Violence stole young Ben Brand's family from him, but blessed with uncanny speed and skill with a gun and befriended by an old mountain man, Ben sets out on a bloody quest for vengeance. As he tracks his enemies over the years and the miles, Ben battles men and the elements—and risks his own soul—to become the avenging nemesis known as Iron Heart! Long out of print and originally published under the pseudonym Walt Denver, IRON HEART is a classic Western from Jory Sherman. 

Veteran author Clay More spins a fast-paced Western adventure in STAMPEDE AT RATTLESNAKE PASS. With her father murdered and her brother crippled by bushwhackers, half her herd stolen and her crew massacred by vicious rustlers, beautiful blond Elly Horrocks is going to have her hands full keeping the family ranch going. Luckily for Elly, drifting cowpoke Jake Scudder has a nose for trouble. It'll take all of Scudder's skill with guns and fists to save himself and keep Elly from being wiped out. Diamondbacks aren't the deadliest varmints in Rattlesnake Pass anymore! 

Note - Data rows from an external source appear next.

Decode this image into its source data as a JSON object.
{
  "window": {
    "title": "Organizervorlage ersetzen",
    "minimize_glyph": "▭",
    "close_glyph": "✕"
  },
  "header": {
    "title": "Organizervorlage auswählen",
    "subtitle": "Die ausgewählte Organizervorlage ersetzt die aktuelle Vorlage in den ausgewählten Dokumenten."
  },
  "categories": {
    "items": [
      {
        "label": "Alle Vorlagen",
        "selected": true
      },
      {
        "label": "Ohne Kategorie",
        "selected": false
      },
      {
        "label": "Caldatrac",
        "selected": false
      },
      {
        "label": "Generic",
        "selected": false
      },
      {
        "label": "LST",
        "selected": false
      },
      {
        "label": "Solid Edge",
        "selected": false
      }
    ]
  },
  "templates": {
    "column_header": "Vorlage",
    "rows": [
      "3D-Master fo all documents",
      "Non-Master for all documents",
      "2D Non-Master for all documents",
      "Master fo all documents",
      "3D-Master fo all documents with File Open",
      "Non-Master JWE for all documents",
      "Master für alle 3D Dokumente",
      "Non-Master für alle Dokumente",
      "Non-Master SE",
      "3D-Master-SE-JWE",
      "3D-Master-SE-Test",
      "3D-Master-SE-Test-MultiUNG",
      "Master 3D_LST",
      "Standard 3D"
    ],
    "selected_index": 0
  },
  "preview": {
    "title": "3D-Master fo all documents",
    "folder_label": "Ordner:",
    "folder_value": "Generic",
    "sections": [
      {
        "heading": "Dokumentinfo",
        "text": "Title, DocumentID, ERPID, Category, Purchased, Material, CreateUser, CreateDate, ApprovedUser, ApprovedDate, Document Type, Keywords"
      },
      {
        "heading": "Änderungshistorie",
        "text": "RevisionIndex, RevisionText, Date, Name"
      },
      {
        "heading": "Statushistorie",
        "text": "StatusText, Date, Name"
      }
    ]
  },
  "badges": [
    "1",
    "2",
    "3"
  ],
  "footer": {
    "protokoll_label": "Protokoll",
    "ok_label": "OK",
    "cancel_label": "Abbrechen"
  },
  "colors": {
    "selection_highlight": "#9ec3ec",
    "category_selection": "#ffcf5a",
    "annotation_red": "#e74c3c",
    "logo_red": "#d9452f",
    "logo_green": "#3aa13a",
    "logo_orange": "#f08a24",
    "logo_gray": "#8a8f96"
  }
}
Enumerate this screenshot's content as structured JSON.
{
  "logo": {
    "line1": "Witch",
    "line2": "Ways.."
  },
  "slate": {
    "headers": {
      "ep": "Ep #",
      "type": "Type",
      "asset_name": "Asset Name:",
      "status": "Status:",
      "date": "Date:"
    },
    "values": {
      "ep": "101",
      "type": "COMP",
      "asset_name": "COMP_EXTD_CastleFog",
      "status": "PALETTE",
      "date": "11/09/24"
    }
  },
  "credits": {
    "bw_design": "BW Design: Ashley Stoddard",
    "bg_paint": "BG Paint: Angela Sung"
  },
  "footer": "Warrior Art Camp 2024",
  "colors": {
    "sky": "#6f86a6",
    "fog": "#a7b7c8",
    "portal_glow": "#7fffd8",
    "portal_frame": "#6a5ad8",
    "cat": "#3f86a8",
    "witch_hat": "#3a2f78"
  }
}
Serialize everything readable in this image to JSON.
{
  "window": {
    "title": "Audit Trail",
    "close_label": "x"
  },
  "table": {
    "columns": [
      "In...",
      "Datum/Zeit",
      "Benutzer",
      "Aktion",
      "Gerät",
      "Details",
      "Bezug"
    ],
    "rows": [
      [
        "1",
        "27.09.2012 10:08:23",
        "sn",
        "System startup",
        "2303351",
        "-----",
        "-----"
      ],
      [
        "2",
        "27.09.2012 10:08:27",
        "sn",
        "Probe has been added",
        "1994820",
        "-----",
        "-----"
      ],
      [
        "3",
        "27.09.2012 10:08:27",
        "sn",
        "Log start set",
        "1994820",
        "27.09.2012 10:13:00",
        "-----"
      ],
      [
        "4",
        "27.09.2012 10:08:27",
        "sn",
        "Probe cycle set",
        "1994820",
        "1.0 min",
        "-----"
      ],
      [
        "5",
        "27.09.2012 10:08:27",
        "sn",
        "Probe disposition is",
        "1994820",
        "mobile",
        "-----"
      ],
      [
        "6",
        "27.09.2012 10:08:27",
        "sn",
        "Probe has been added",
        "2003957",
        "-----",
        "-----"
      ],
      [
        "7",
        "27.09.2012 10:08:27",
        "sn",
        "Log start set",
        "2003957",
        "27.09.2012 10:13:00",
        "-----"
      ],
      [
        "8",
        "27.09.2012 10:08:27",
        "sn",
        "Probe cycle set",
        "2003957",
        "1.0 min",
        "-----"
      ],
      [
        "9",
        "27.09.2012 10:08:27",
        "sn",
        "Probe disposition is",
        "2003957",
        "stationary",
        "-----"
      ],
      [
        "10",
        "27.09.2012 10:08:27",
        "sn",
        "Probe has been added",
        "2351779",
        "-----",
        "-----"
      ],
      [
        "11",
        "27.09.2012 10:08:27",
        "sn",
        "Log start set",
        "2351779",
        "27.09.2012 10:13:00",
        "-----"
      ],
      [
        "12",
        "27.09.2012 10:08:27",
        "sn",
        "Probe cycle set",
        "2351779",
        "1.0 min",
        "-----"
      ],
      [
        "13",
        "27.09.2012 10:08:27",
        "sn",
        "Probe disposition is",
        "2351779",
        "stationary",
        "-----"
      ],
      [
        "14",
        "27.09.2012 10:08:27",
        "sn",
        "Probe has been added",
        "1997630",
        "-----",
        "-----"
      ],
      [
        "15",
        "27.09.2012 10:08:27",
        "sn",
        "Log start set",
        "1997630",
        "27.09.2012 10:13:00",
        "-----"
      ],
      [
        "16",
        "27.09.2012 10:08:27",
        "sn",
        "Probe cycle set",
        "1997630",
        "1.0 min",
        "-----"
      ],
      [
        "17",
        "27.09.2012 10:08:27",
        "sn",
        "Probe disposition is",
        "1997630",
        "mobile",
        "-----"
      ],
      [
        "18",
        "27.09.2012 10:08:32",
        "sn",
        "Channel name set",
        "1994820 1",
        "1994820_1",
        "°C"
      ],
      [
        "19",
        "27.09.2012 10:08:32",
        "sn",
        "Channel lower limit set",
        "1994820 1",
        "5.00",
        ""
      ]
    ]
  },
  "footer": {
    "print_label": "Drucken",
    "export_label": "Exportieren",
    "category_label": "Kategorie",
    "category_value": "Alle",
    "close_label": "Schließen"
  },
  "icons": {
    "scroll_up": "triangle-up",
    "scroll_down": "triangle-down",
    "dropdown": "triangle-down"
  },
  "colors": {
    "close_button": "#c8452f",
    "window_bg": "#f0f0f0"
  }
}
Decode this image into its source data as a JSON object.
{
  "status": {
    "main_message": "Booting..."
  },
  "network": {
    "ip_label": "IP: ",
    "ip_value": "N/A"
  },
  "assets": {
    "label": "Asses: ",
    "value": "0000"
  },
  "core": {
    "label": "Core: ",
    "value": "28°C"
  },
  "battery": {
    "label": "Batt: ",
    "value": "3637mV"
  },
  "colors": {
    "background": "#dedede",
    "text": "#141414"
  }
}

Some men deserved to die like rabid animals. In FAST HAND the Thornberrys and their worthless cousin counted among those the world would be better off without. Judge Sebastian Hand sentences the Thornberry gang to the gallows for rape and murder. But when they escape, the judge trades in his gavel for a gun, and suddenly he's judge, jury, and executioner all in one. Karl Lassiter is the pen name of a prolific author who also writes under the pen name Jackson Lowry. 

James J. Griffin's famous character Texas Ranger Jim Blawcyzk isn’t really working for the Rangers this time. In fact, he winds up on the wrong side of the law with the Rangers after him, because he takes off his badge and goes after the gang that attacked and possibly murdered his wife and son. As a result, RANGER’S REVENGE is a little grittier than Griffin’s earlier books, but it has the same fine action scenes, interesting settings, and welcome touches of humor.